Hace cinco años, una enormidad en tiempos de desarrollo tecnológico, un paper ya advertía que los costos financieros y ambientales necesarios para desarrollar este tipo de tecnología eran desmesurados y recomendaban desacelerar hasta que se encontraran herramientas más eficientes. En ese mismo paper se recordaba que la energía disponible no es infinita y, por lo tanto, el uso de este tipo de tecnologías terminaría produciendo un cuello de botella en otros sectores de la producción o, por ejemplo, la calefacción de los hogares.

Para peor, las IA no solo impactan sobre las emisiones de carbono por su mero funcionamiento, sino también por la acelerada obsolescencia de sus procesadores, que deben ser remplazados constantemente por otros más poderosos. Esto aumenta las emisiones de carbono tanto por su producción como por la gestión de la chatarra en constante crecimiento. Y falta mencionar la cantidad de agua que se utiliza para refrigerar los servidores.

Promesas
Por supuesto, las grandes empresas prometen proyectos de producción de energía verde.

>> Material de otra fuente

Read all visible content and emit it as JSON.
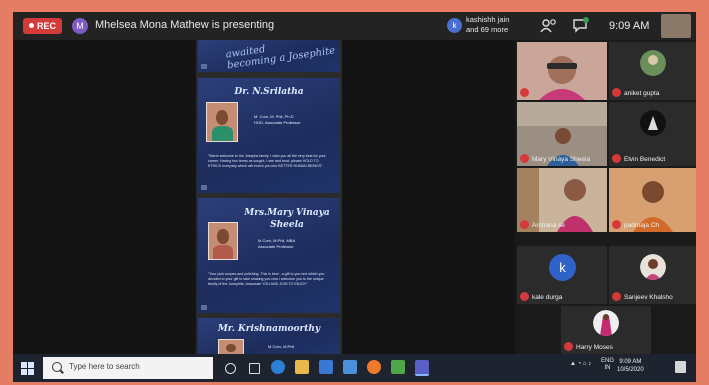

En Microsoft, por ejemplo, aseguran que en 2028 podrán producir energía gracias a la fusión atómica, algo que no se ha logrado hacer de manera segura hasta ahora y no está claro si es posible.

Sam Altman formó una empresa que promete tener lista su primera planta nuclear para 2027. Google promete cero emisiones de carbono para el 2030. Meta aseguraba en 2020 haber logrado ese objetivo, poco antes del crecimiento exponencial en la demanda generada por la IA. En general existe una desconfianza en que esas grandes declaraciones estén sustentadas; pero incluso si esto fuera cierto, las enormes ganancias de estas empresas se acumulan en bancos o bonos que se reinvierten en sistemas que no necesariamente comparten los objetivos de emisión cero como explica un informe de varias organizaciones.

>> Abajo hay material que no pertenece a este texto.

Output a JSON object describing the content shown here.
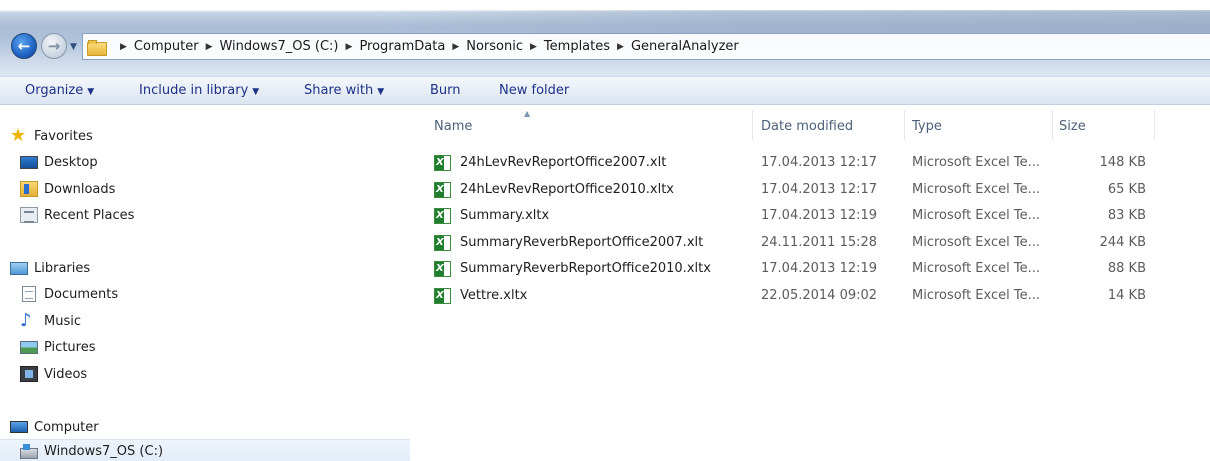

Pese a las promesas, Sam Altman, el CEO de OpenAI, admitió en febrero de este año en el Foro Económico Mundial de Davos que la próxima ola de IAG consumiría mucha más energía de la esperada y que la generación disponible posiblemente no alcance a menos que se produzca un «avance sustantivo». Alguien podría sorprenderse de que uno de los CEO más importantes del mundo admita con tanta displicencia que van a seguir presionando sobre un recurso vital y escaso, cuyo uso afecta al planeta, para desarrollar su negocio.
Como era de esperar, estos empresarios aseguran que la IA servirá para hacer más eficientes las redes eléctricas, mejorar las tecnologías disponibles y medir mejor las emisiones, promesas que, como mínimo, parecen exageradas en esta etapa del desarrollo.

Un estudio de Goldman Sachs señala que los data centers del mundo consumen entre el 1% y 2% de la electricidad global y esperan que esta cifra se duplique hacia 2030. Una parte de la carrera entre las empresas se juega en el acceso a fuentes de energía y en esa urgencia seguramente los más débiles pagarán las consecuencias.

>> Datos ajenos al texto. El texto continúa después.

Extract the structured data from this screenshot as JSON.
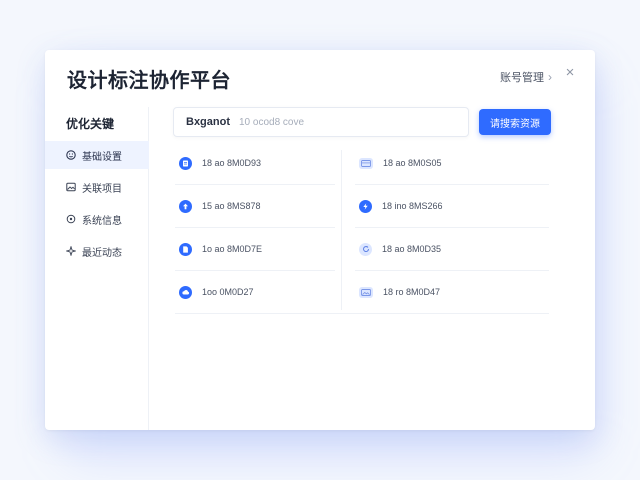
{
  "app": {
    "title": "设计标注协作平台",
    "top_link": "账号管理",
    "close_symbol": "×"
  },
  "sidebar": {
    "heading": "优化关键",
    "items": [
      {
        "label": "基础设置",
        "icon": "smile-icon",
        "active": true
      },
      {
        "label": "关联项目",
        "icon": "image-icon",
        "active": false
      },
      {
        "label": "系统信息",
        "icon": "target-icon",
        "active": false
      },
      {
        "label": "最近动态",
        "icon": "spark-icon",
        "active": false
      }
    ]
  },
  "search": {
    "label": "Bxganot",
    "placeholder": "10 ocod8 cove"
  },
  "primary_button": {
    "label": "请搜索资源"
  },
  "files": [
    {
      "name": "18 ao 8M0D93",
      "icon": "document-icon",
      "style": "solid"
    },
    {
      "name": "18 ao 8M0S05",
      "icon": "folder-icon",
      "style": "light"
    },
    {
      "name": "15 ao 8MS878",
      "icon": "upload-icon",
      "style": "solid"
    },
    {
      "name": "18 ino 8MS266",
      "icon": "bolt-icon",
      "style": "solid"
    },
    {
      "name": "1o ao 8M0D7E",
      "icon": "file-icon",
      "style": "solid"
    },
    {
      "name": "18 ao 8M0D35",
      "icon": "refresh-icon",
      "style": "light"
    },
    {
      "name": "1oo 0M0D27",
      "icon": "cloud-icon",
      "style": "solid"
    },
    {
      "name": "18 ro 8M0D47",
      "icon": "image-icon",
      "style": "light"
    }
  ],
  "colors": {
    "accent": "#2f6bff",
    "title_text": "#1d2433",
    "active_bg": "#eef3ff"
  }
}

No es novedad que el desarrollo implique emisiones: cualquier actividad productiva conlleva un consumo de energía; pero en este momento de crisis resulta imprescindible evaluar a nivel social la relación costo-beneficio de estos proyectos. Claro que eso es algo que por ahora queda en manos de unos pocos, quienes socializan los efectos colaterales no deseados y privatizan la ganancia. No resulta novedoso: ya lo hacen quienes venden bebidas en botellas de plástico o pilas y no se hacen cargo de la gestión de los residuos que producen. En este caso los desarrollos benefician a un puñado de accionistas mientras que el calentamiento global tiene consecuencias, sobre todo, entre los más pobres del mundo, quienes no solo corren riesgo de quedar por fuera de los beneficios de la IA, sino que también pueden ser reemplazados por ella.